A Single Weak Strut Caused That SpaceX Rocket To Blow Up

A Single Weak Strut Caused That SpaceX Rocket To Blow Up

Every strut counts, as we say. On 28 June, a SpaceX Falcon 9 rocket carrying a Dragon capsule stuffed full of supplies for the International Space Station blew up in mid-air, minutes after launch from Cape Canaveral, Florida. Today, Elon Musk revealed the cause: A single, flimsy strut.

As Musk told members of the press at a teleconference this afternoon, shortly after launch a steel strut holding a helium tank in place in the rocket’s second stage snapped. Helium bottles are stored within the rocket’s liquid oxygen fuel tank to provide pressure as the rocket consumes fuel during flight. The incident set off a chain reaction that consumed the rocket before any counter measures could be taken.

The strut, which came from a SpaceX supplier, appeared undamaged before launch. Musk assumed full responsibility for the failure and promised that, going forward, there will be rigorous in-house certification of rocket parts from suppliers, independent of any material certifications.

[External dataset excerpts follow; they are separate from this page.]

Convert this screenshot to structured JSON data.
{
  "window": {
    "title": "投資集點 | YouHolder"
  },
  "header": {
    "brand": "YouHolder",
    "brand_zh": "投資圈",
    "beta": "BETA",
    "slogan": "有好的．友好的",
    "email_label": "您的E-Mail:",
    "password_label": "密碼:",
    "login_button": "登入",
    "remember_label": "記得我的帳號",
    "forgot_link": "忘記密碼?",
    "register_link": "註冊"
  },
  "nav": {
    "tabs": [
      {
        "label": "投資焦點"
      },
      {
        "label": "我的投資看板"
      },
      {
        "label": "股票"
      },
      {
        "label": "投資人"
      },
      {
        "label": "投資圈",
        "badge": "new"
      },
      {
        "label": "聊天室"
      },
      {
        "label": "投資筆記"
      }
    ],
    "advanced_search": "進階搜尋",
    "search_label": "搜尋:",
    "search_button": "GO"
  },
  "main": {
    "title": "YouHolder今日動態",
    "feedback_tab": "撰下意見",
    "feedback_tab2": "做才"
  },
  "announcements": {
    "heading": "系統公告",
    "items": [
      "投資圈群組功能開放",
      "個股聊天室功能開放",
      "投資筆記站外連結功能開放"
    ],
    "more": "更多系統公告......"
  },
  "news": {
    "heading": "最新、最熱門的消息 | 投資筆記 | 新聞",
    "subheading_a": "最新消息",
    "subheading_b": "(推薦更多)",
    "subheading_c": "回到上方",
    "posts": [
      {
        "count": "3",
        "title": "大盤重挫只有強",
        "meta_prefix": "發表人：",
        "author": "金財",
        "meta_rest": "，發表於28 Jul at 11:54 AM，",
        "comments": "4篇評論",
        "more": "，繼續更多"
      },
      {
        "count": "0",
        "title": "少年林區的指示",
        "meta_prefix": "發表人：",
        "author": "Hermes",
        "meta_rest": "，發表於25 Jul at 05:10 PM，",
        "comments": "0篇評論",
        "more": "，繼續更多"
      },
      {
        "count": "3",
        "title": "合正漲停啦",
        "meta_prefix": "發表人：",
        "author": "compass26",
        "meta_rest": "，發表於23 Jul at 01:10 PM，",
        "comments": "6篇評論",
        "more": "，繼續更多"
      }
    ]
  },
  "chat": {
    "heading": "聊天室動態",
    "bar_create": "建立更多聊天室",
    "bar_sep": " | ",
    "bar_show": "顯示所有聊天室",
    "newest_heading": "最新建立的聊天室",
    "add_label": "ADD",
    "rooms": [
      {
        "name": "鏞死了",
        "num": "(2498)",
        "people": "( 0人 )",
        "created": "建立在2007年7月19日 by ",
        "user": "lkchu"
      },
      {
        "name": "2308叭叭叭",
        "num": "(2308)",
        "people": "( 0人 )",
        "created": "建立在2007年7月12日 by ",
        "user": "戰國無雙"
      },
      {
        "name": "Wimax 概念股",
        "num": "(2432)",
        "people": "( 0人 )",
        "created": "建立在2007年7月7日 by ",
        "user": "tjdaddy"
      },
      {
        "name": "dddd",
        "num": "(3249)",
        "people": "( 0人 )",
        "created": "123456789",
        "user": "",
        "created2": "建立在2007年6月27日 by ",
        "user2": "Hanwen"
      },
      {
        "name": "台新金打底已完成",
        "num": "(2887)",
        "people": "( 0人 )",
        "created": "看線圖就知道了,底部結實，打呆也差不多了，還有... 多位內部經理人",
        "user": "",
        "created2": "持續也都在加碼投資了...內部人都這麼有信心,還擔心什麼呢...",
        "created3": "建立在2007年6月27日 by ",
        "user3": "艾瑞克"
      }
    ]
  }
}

Another key takeaway from the failure is the need for better monitoring software within Dragon VI capsules, so that payloads can deploy parachutes and escape in the event of future mishaps. The recent failure eviscerated 4,000 pounds of supplies, including food, fuel, hardware, 30 student projects and two HoloLens devices.

SpaceX engineers have spent the last several weeks analysing 3,000 channels of telemetry data to parse what could have happened during those final few seconds of flight. Before today, the only word we’d had from the private rocket company on the failure was a tweet from Musk, stating that it could have been the result of an overpressure event in rocket’s oxygen tank:

Musk has been up-front about the fact that the launch failure — the very first of its kind for SpaceX — could be a major blow to the company, which currently has a multi-billion dollar contract with NASA to ferry supplies to the ISS, and is expected to start bringing human astronauts into orbit as soon as 2017. But today, we didn’t hear any indication that SpaceX’s timeline for manned launches is going to be pushed back.

We’re moving forward, it seems — albeit a bit more cautiously than before. As SpaceX likes to remind us, rockets are hard. In this case, at least, there seems to be a straightforward solution: More Struts. Better Struts.